An article on The Wall Street Journal Online is discussing Harvard plan to sell up to $500 million in real estate assets. Although Harvard’s endowment has approximately $5 Billion in real estate and future commitments to the properties.
Here’s an excerpt from the article about the losses posted and a little on the plan to sell:
Harvard’s own real-estate portfolio “suffered a loss of over 50%” for the fiscal year ended in June, according to a September report from Jane Mendillo, head of the company that manages the endowment, the nation’s largest. Harvard’s endowment posted miserable overall returns last year, declining 27.3% for the year that ended in June.

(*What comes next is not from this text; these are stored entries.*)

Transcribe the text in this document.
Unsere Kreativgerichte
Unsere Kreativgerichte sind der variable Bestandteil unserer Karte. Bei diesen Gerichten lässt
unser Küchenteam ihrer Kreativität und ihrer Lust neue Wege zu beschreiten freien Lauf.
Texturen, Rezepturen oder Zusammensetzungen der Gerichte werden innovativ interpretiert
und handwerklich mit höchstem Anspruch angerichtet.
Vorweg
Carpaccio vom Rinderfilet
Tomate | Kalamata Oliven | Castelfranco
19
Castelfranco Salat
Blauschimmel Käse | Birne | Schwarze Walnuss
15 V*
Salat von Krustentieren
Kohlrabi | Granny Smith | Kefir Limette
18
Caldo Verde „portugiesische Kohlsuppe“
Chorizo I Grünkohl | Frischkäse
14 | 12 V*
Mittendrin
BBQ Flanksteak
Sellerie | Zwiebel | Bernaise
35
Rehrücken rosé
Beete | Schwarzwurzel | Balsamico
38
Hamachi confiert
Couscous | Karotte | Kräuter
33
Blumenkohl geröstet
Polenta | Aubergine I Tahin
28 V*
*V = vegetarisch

In November, Harvard began marketing a portfolio of stakes in more than 30 real-estate funds, ranging in size from $50 million to $500 million through Credit Suisse Group, according to several secondary-market buyers and intermediary firms familiar with the offering.
Some of the largest commitments are with real-estate-investment companies such as Beacon Capital Partners, Lubert Adler, Lone Star Funds and Westbrook Partners, according to documents reviewed by The Wall Street Journal. Close to 60% of the funds are in North America, but there are also a number of commitments with real-estate companies in Europe, Asia and South America, according to the documents. A spokesman for Credit Suisse declined to comment.
I really do not see this as a surprise at all. Last year was not a great year for many investments at all, and really to see a 50% loss on real estate values isn’t as bad as some have seen. Losing 27% of the total endowment is a strong blow, but when you have an endowment the size of Harvard’s (currently $26 billion) you generally have some room for ups and downs.
The Article states Harvard Yard is not for sale, but I am very interested in the price it would fetch. I would also be interested in knowing if it’s true that everything is for sale, for the right price.